Judge’s decision to block SNAP work requirements will help hundreds of thousands buy food

By Elizabeth Crawford contact

- Last updated on GMT

Source: Getty/dragana991
Source: Getty/dragana991

Related tags: SNAP, food insecurity

In a withering opinion published Sunday, a federal judge struck down a Final Rule pushed by the Trump administration that would have severely reduced or eliminated nutrition assistance to more than 1 million Americans during and after the pandemic.

If allowed to stand, the rule would have left “states scrambling and exponentially [increased] food insecurity for tens of thousands of Americans”​ by significantly restricting the threshold for when they could waive work requirements for recipients of the Supplemental Nutrition Assistance Program, wrote ​US District Court Chief Judge Beryl Howell.

In particular, Howell estimated 700,000 able-bodied 18- to 49-year-olds without children likely would have been kicked out of the program unless they could work at least 20 hours a week for more than three months over a 36-month period. While states currently can waive this requirement in areas struggling with unemployment, the new rule would have limited those waivers to areas with 6% unemployment or higher in an effort to save $5.5 billion over five years.

Given the ongoing coronavirus pandemic has caused SNAP rosters to grow by more than 17% with more than 6 million new enrollees since May 2020, Howell criticized USDA for being “icily silent”​ about how many more people “would have been denied SNAP benefits had the changes sought in the Final Rule been in effect while the pandemic rapidly spread across the country.”

In an earlier ruling, Howell temporarily blocked the rule on March 13 when President Trump declared a national emergency due to the coronavirus pandemic.
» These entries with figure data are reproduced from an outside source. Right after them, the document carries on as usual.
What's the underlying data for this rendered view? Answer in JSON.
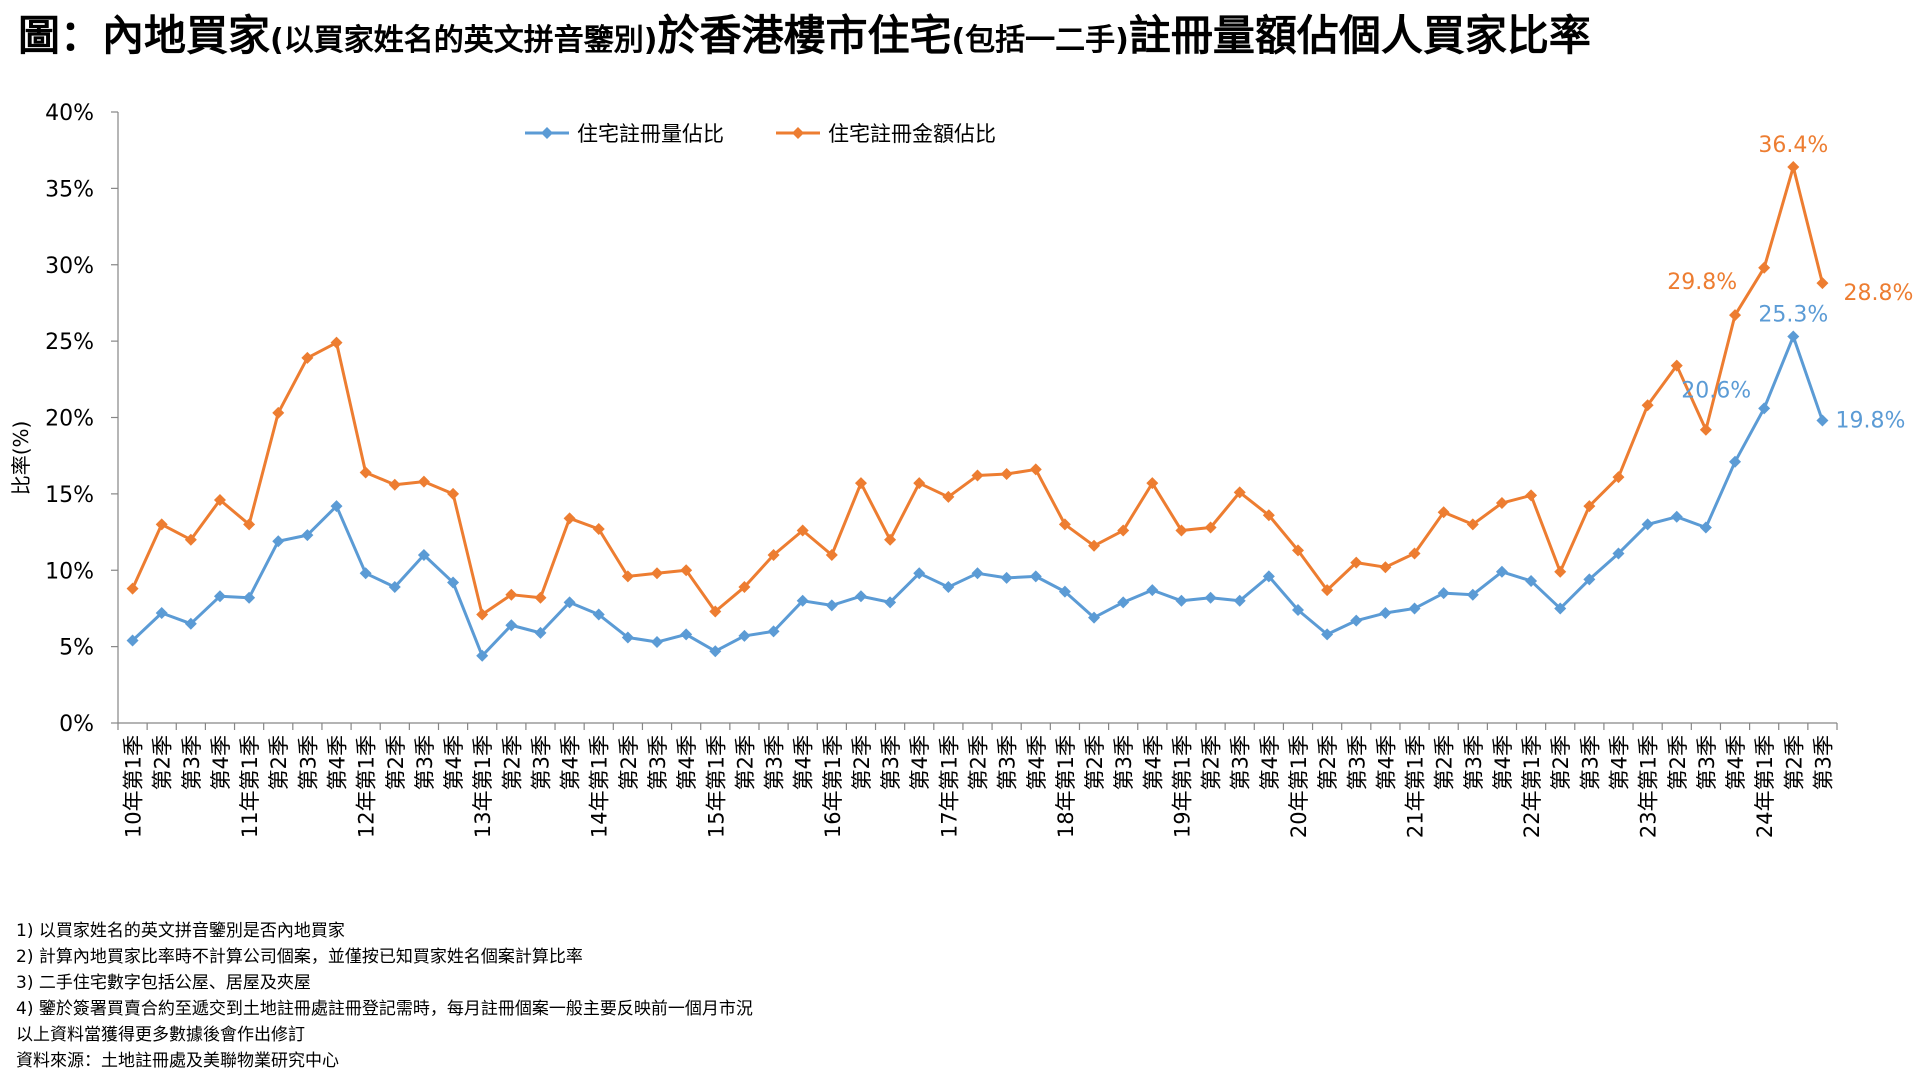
{
  "title": {
    "part1": "圖：內地買家",
    "part2": "(以買家姓名的英文拼音鑒別)",
    "part3": "於香港樓市住宅",
    "part4": "(包括一二手)",
    "part5": "註冊量額佔個人買家比率"
  },
  "chart_data": {
    "type": "line",
    "ylabel": "比率(%)",
    "ylim": [
      0,
      40
    ],
    "yticks": [
      "0%",
      "5%",
      "10%",
      "15%",
      "20%",
      "25%",
      "30%",
      "35%",
      "40%"
    ],
    "categories": [
      "10年第1季",
      "第2季",
      "第3季",
      "第4季",
      "11年第1季",
      "第2季",
      "第3季",
      "第4季",
      "12年第1季",
      "第2季",
      "第3季",
      "第4季",
      "13年第1季",
      "第2季",
      "第3季",
      "第4季",
      "14年第1季",
      "第2季",
      "第3季",
      "第4季",
      "15年第1季",
      "第2季",
      "第3季",
      "第4季",
      "16年第1季",
      "第2季",
      "第3季",
      "第4季",
      "17年第1季",
      "第2季",
      "第3季",
      "第4季",
      "18年第1季",
      "第2季",
      "第3季",
      "第4季",
      "19年第1季",
      "第2季",
      "第3季",
      "第4季",
      "20年第1季",
      "第2季",
      "第3季",
      "第4季",
      "21年第1季",
      "第2季",
      "第3季",
      "第4季",
      "22年第1季",
      "第2季",
      "第3季",
      "第4季",
      "23年第1季",
      "第2季",
      "第3季",
      "第4季",
      "24年第1季",
      "第2季",
      "第3季"
    ],
    "legend_position": "top",
    "series": [
      {
        "name": "住宅註冊量佔比",
        "color": "#5b9bd5",
        "values": [
          5.4,
          7.2,
          6.5,
          8.3,
          8.2,
          11.9,
          12.3,
          14.2,
          9.8,
          8.9,
          11.0,
          9.2,
          4.4,
          6.4,
          5.9,
          7.9,
          7.1,
          5.6,
          5.3,
          5.8,
          4.7,
          5.7,
          6.0,
          8.0,
          7.7,
          8.3,
          7.9,
          9.8,
          8.9,
          9.8,
          9.5,
          9.6,
          8.6,
          6.9,
          7.9,
          8.7,
          8.0,
          8.2,
          8.0,
          9.6,
          7.4,
          5.8,
          6.7,
          7.2,
          7.5,
          8.5,
          8.4,
          9.9,
          9.3,
          7.5,
          9.4,
          11.1,
          13.0,
          13.5,
          12.8,
          17.1,
          20.6,
          25.3,
          19.8
        ],
        "labels": {
          "56": "20.6%",
          "57": "25.3%",
          "58": "19.8%"
        }
      },
      {
        "name": "住宅註冊金額佔比",
        "color": "#ed7d31",
        "values": [
          8.8,
          13.0,
          12.0,
          14.6,
          13.0,
          20.3,
          23.9,
          24.9,
          16.4,
          15.6,
          15.8,
          15.0,
          7.1,
          8.4,
          8.2,
          13.4,
          12.7,
          9.6,
          9.8,
          10.0,
          7.3,
          8.9,
          11.0,
          12.6,
          11.0,
          15.7,
          12.0,
          15.7,
          14.8,
          16.2,
          16.3,
          16.6,
          13.0,
          11.6,
          12.6,
          15.7,
          12.6,
          12.8,
          15.1,
          13.6,
          11.3,
          8.7,
          10.5,
          10.2,
          11.1,
          13.8,
          13.0,
          14.4,
          14.9,
          9.9,
          14.2,
          16.1,
          20.8,
          23.4,
          19.2,
          26.7,
          29.8,
          36.4,
          28.8
        ],
        "labels": {
          "56": "29.8%",
          "57": "36.4%",
          "58": "28.8%"
        }
      }
    ]
  },
  "notes": [
    "1) 以買家姓名的英文拼音鑒別是否內地買家",
    "2) 計算內地買家比率時不計算公司個案，並僅按已知買家姓名個案計算比率",
    "3) 二手住宅數字包括公屋、居屋及夾屋",
    "4) 鑒於簽署買賣合約至遞交到土地註冊處註冊登記需時，每月註冊個案一般主要反映前一個月市況",
    "以上資料當獲得更多數據後會作出修訂",
    "資料來源：土地註冊處及美聯物業研究中心"
  ]
}
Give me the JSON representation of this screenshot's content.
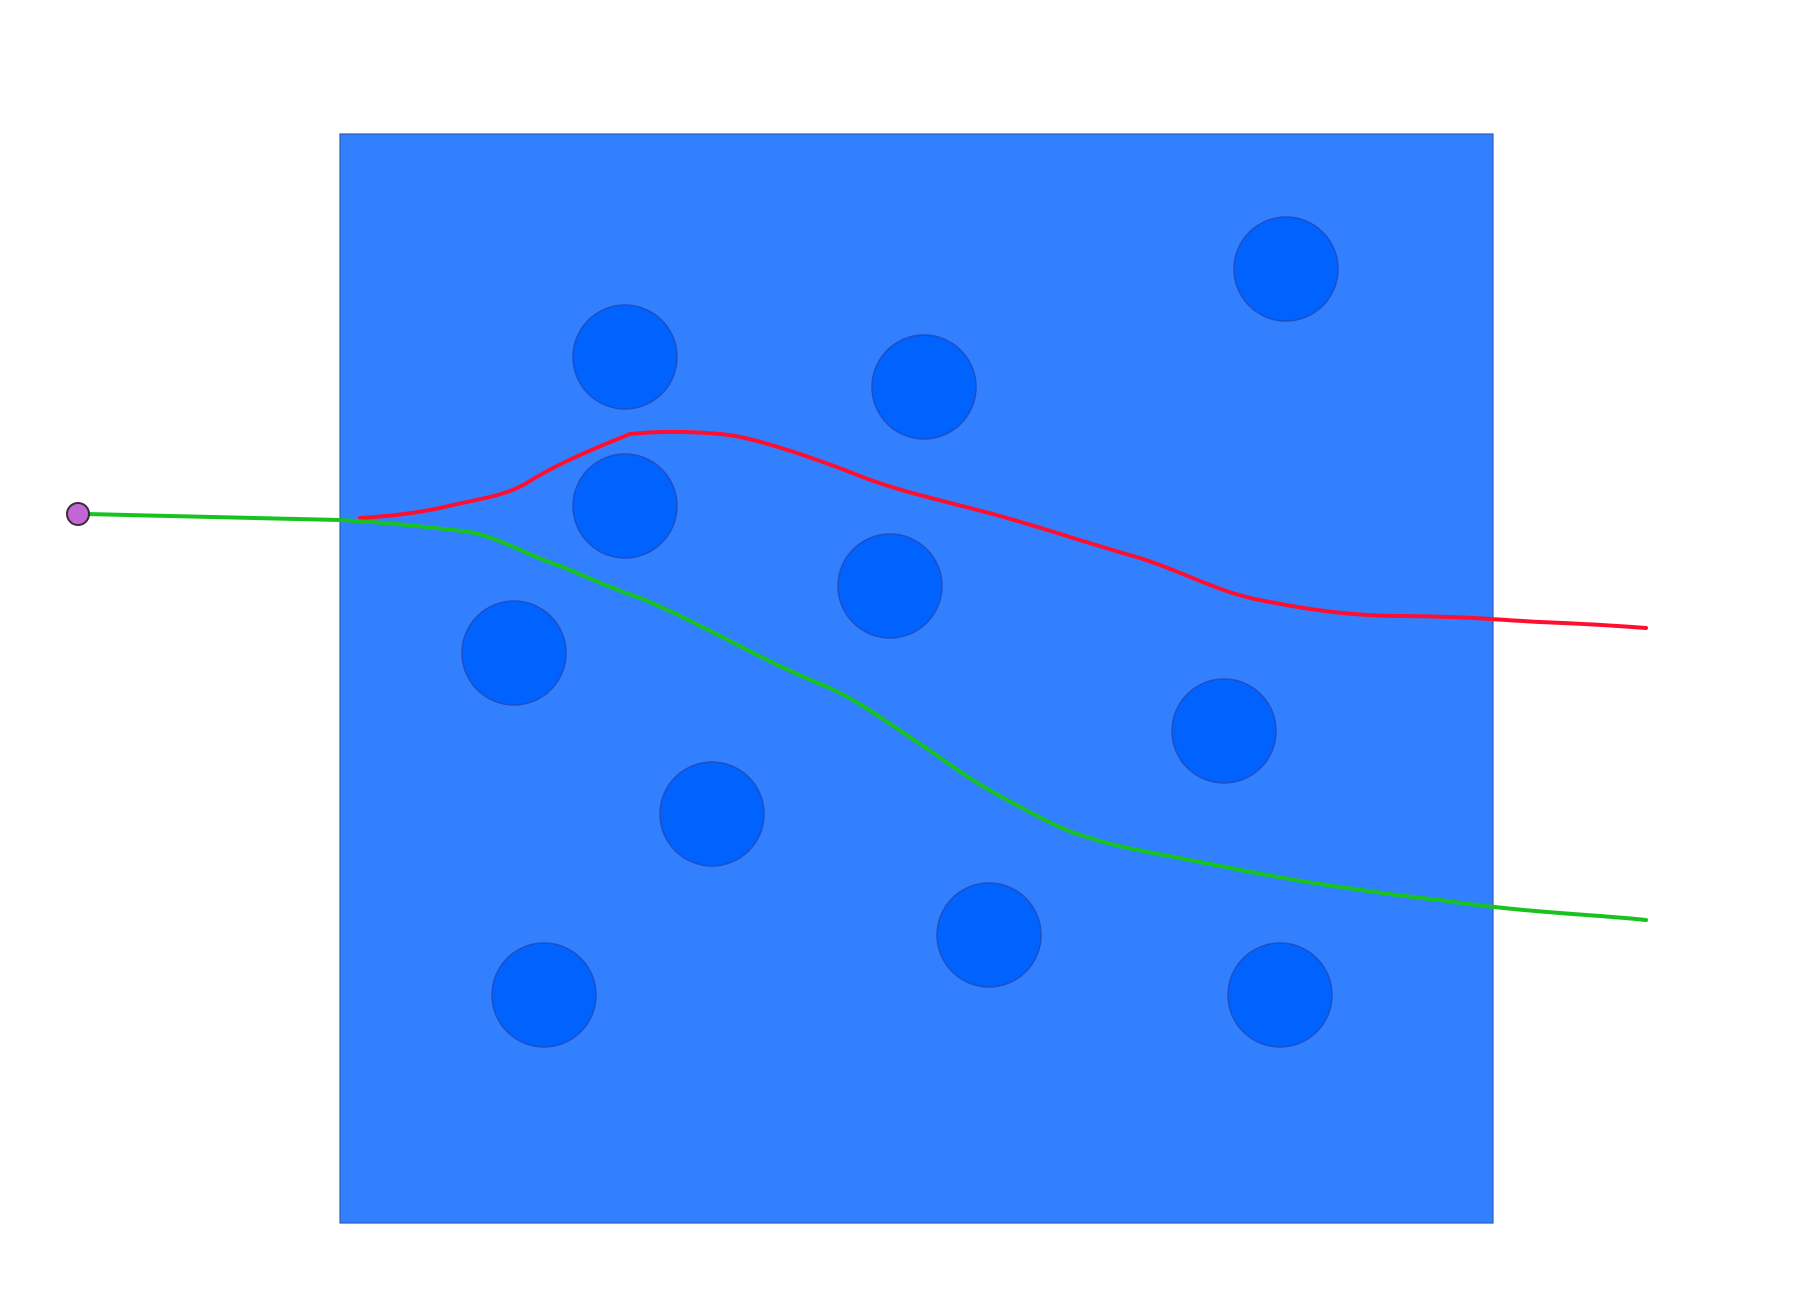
{
  "diagram": {
    "colors": {
      "background": "#ffffff",
      "medium_fill": "#3380ff",
      "medium_border": "#2a5fb8",
      "obstacle_fill": "#0062ff",
      "obstacle_border": "#1f4fc4",
      "source_fill": "#c266d6",
      "source_border": "#3a2a3a",
      "ray_upper": "#ff0f2f",
      "ray_lower": "#18c21f"
    },
    "obstacles": [
      {
        "id": "obstacle-1"
      },
      {
        "id": "obstacle-2"
      },
      {
        "id": "obstacle-3"
      },
      {
        "id": "obstacle-4"
      },
      {
        "id": "obstacle-5"
      },
      {
        "id": "obstacle-6"
      },
      {
        "id": "obstacle-7"
      },
      {
        "id": "obstacle-8"
      },
      {
        "id": "obstacle-9"
      },
      {
        "id": "obstacle-10"
      },
      {
        "id": "obstacle-11"
      },
      {
        "id": "obstacle-12"
      }
    ],
    "rays": [
      {
        "id": "ray-upper",
        "color_key": "ray_upper"
      },
      {
        "id": "ray-lower",
        "color_key": "ray_lower"
      }
    ],
    "source": {
      "id": "source-point"
    }
  }
}
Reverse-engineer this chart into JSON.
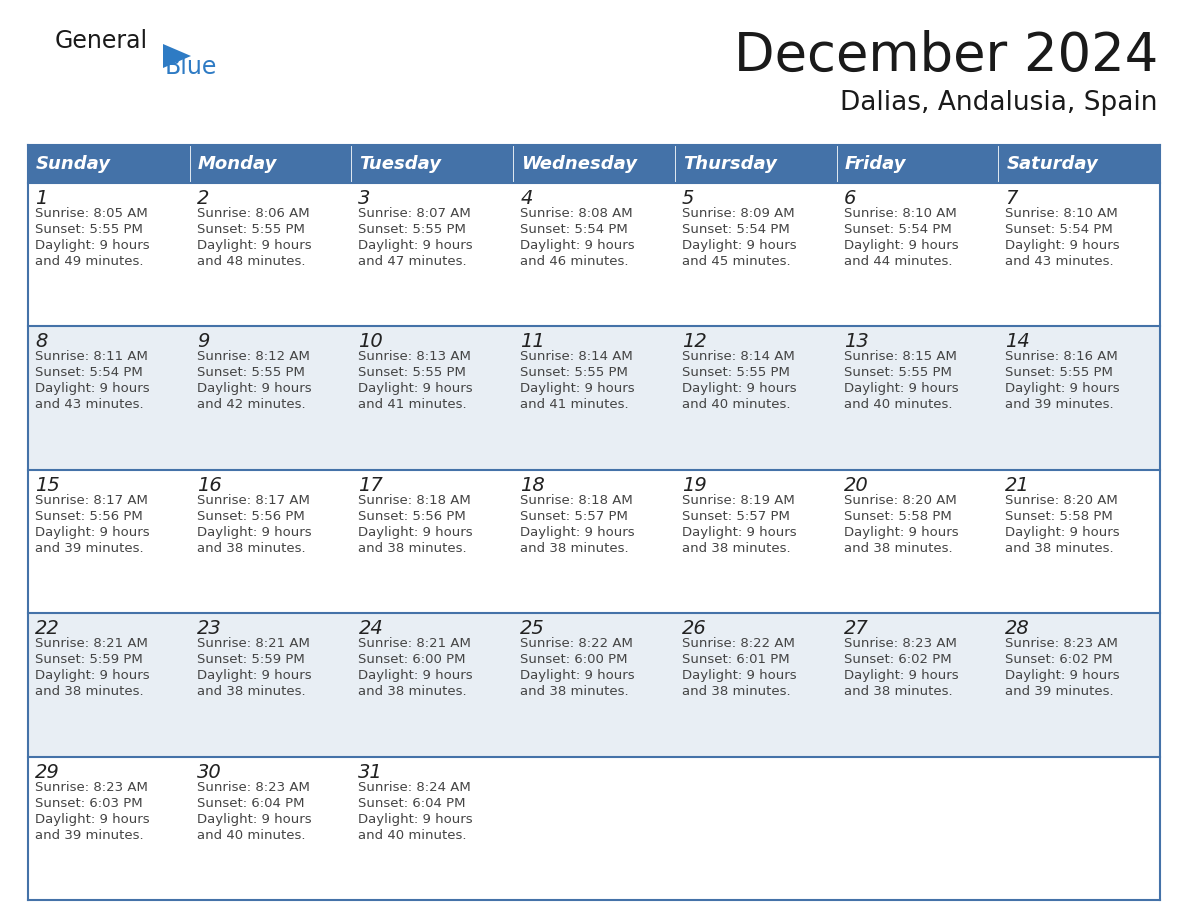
{
  "title": "December 2024",
  "subtitle": "Dalias, Andalusia, Spain",
  "header_color": "#4472a8",
  "header_text_color": "#ffffff",
  "day_names": [
    "Sunday",
    "Monday",
    "Tuesday",
    "Wednesday",
    "Thursday",
    "Friday",
    "Saturday"
  ],
  "row_colors": [
    "#ffffff",
    "#e8eef4"
  ],
  "date_color": "#222222",
  "text_color": "#444444",
  "grid_color": "#4472a8",
  "days": [
    {
      "date": 1,
      "col": 0,
      "row": 0,
      "sunrise": "8:05 AM",
      "sunset": "5:55 PM",
      "daylight_h": "9 hours",
      "daylight_m": "49 minutes."
    },
    {
      "date": 2,
      "col": 1,
      "row": 0,
      "sunrise": "8:06 AM",
      "sunset": "5:55 PM",
      "daylight_h": "9 hours",
      "daylight_m": "48 minutes."
    },
    {
      "date": 3,
      "col": 2,
      "row": 0,
      "sunrise": "8:07 AM",
      "sunset": "5:55 PM",
      "daylight_h": "9 hours",
      "daylight_m": "47 minutes."
    },
    {
      "date": 4,
      "col": 3,
      "row": 0,
      "sunrise": "8:08 AM",
      "sunset": "5:54 PM",
      "daylight_h": "9 hours",
      "daylight_m": "46 minutes."
    },
    {
      "date": 5,
      "col": 4,
      "row": 0,
      "sunrise": "8:09 AM",
      "sunset": "5:54 PM",
      "daylight_h": "9 hours",
      "daylight_m": "45 minutes."
    },
    {
      "date": 6,
      "col": 5,
      "row": 0,
      "sunrise": "8:10 AM",
      "sunset": "5:54 PM",
      "daylight_h": "9 hours",
      "daylight_m": "44 minutes."
    },
    {
      "date": 7,
      "col": 6,
      "row": 0,
      "sunrise": "8:10 AM",
      "sunset": "5:54 PM",
      "daylight_h": "9 hours",
      "daylight_m": "43 minutes."
    },
    {
      "date": 8,
      "col": 0,
      "row": 1,
      "sunrise": "8:11 AM",
      "sunset": "5:54 PM",
      "daylight_h": "9 hours",
      "daylight_m": "43 minutes."
    },
    {
      "date": 9,
      "col": 1,
      "row": 1,
      "sunrise": "8:12 AM",
      "sunset": "5:55 PM",
      "daylight_h": "9 hours",
      "daylight_m": "42 minutes."
    },
    {
      "date": 10,
      "col": 2,
      "row": 1,
      "sunrise": "8:13 AM",
      "sunset": "5:55 PM",
      "daylight_h": "9 hours",
      "daylight_m": "41 minutes."
    },
    {
      "date": 11,
      "col": 3,
      "row": 1,
      "sunrise": "8:14 AM",
      "sunset": "5:55 PM",
      "daylight_h": "9 hours",
      "daylight_m": "41 minutes."
    },
    {
      "date": 12,
      "col": 4,
      "row": 1,
      "sunrise": "8:14 AM",
      "sunset": "5:55 PM",
      "daylight_h": "9 hours",
      "daylight_m": "40 minutes."
    },
    {
      "date": 13,
      "col": 5,
      "row": 1,
      "sunrise": "8:15 AM",
      "sunset": "5:55 PM",
      "daylight_h": "9 hours",
      "daylight_m": "40 minutes."
    },
    {
      "date": 14,
      "col": 6,
      "row": 1,
      "sunrise": "8:16 AM",
      "sunset": "5:55 PM",
      "daylight_h": "9 hours",
      "daylight_m": "39 minutes."
    },
    {
      "date": 15,
      "col": 0,
      "row": 2,
      "sunrise": "8:17 AM",
      "sunset": "5:56 PM",
      "daylight_h": "9 hours",
      "daylight_m": "39 minutes."
    },
    {
      "date": 16,
      "col": 1,
      "row": 2,
      "sunrise": "8:17 AM",
      "sunset": "5:56 PM",
      "daylight_h": "9 hours",
      "daylight_m": "38 minutes."
    },
    {
      "date": 17,
      "col": 2,
      "row": 2,
      "sunrise": "8:18 AM",
      "sunset": "5:56 PM",
      "daylight_h": "9 hours",
      "daylight_m": "38 minutes."
    },
    {
      "date": 18,
      "col": 3,
      "row": 2,
      "sunrise": "8:18 AM",
      "sunset": "5:57 PM",
      "daylight_h": "9 hours",
      "daylight_m": "38 minutes."
    },
    {
      "date": 19,
      "col": 4,
      "row": 2,
      "sunrise": "8:19 AM",
      "sunset": "5:57 PM",
      "daylight_h": "9 hours",
      "daylight_m": "38 minutes."
    },
    {
      "date": 20,
      "col": 5,
      "row": 2,
      "sunrise": "8:20 AM",
      "sunset": "5:58 PM",
      "daylight_h": "9 hours",
      "daylight_m": "38 minutes."
    },
    {
      "date": 21,
      "col": 6,
      "row": 2,
      "sunrise": "8:20 AM",
      "sunset": "5:58 PM",
      "daylight_h": "9 hours",
      "daylight_m": "38 minutes."
    },
    {
      "date": 22,
      "col": 0,
      "row": 3,
      "sunrise": "8:21 AM",
      "sunset": "5:59 PM",
      "daylight_h": "9 hours",
      "daylight_m": "38 minutes."
    },
    {
      "date": 23,
      "col": 1,
      "row": 3,
      "sunrise": "8:21 AM",
      "sunset": "5:59 PM",
      "daylight_h": "9 hours",
      "daylight_m": "38 minutes."
    },
    {
      "date": 24,
      "col": 2,
      "row": 3,
      "sunrise": "8:21 AM",
      "sunset": "6:00 PM",
      "daylight_h": "9 hours",
      "daylight_m": "38 minutes."
    },
    {
      "date": 25,
      "col": 3,
      "row": 3,
      "sunrise": "8:22 AM",
      "sunset": "6:00 PM",
      "daylight_h": "9 hours",
      "daylight_m": "38 minutes."
    },
    {
      "date": 26,
      "col": 4,
      "row": 3,
      "sunrise": "8:22 AM",
      "sunset": "6:01 PM",
      "daylight_h": "9 hours",
      "daylight_m": "38 minutes."
    },
    {
      "date": 27,
      "col": 5,
      "row": 3,
      "sunrise": "8:23 AM",
      "sunset": "6:02 PM",
      "daylight_h": "9 hours",
      "daylight_m": "38 minutes."
    },
    {
      "date": 28,
      "col": 6,
      "row": 3,
      "sunrise": "8:23 AM",
      "sunset": "6:02 PM",
      "daylight_h": "9 hours",
      "daylight_m": "39 minutes."
    },
    {
      "date": 29,
      "col": 0,
      "row": 4,
      "sunrise": "8:23 AM",
      "sunset": "6:03 PM",
      "daylight_h": "9 hours",
      "daylight_m": "39 minutes."
    },
    {
      "date": 30,
      "col": 1,
      "row": 4,
      "sunrise": "8:23 AM",
      "sunset": "6:04 PM",
      "daylight_h": "9 hours",
      "daylight_m": "40 minutes."
    },
    {
      "date": 31,
      "col": 2,
      "row": 4,
      "sunrise": "8:24 AM",
      "sunset": "6:04 PM",
      "daylight_h": "9 hours",
      "daylight_m": "40 minutes."
    }
  ]
}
The requirement also was temporarily waived by Congress as part of emergency legislation but would have gone into effect eventually without Howell’s decision on Oct. 18.

In her current ruling, Howell blocked the rule because she found that USDA failed to provide sufficient notice of changes adopted in the Final Rule, which she said reasonable parties would not have anticipated, and which were “arbitrary and capricious and not in accordance with the law.”

She also argued the rule’s discretionary exemption change is contrary to law, and that it ignored evidence of negative financial impact on state governments and protected groups.

Finally, she criticized USDA for dismissing the rule’s impact on “vulnerable populations, including racial and ethnic minorities, LGBTQ populations, veterans, homeless populations and those with disabilities”​ on the grounds that it did not have sufficient data about the impact on these groups.

“That excuse rings hollow given the many comments supported by ‘empirical data,’”​ submitted to the agency during the rule review period, she wrote.

‘A win for common sense and basic human decency’

Responding to this weekend’s decision, several of the attorneys general and other stakeholders of the 19 states, DC, New York City and private groups that brought the case against USDA lauded the ruling as fair.

New York Attorney General Letitia James said the decision was “a win for common sense and basic human decency.”

Echoing these sentiments, Lauren Bauer, fellow at The Hamilton Project at the Brookings Institute said in a statement that Howell’s decision to overturn the Trump administrations “draconian SNAP work requirements rule”​ will provide much-needed relief to many Americans suffering during the pandemic.

“At a time when one in three US households with children is food insecure, and food banks throughout the nation continue to experience unprecedented demand, the idea of our federal government adding any additional barriers to receiving SNAP benefits is unconscionable,”​ she said.

“Instead of kicking our fellow Americans while they are already down, this ruling, in conjunction with the nationwide SNAP work requirement suspension, will help millions of Americans who are down on their luck purchase groceries,”​ she added.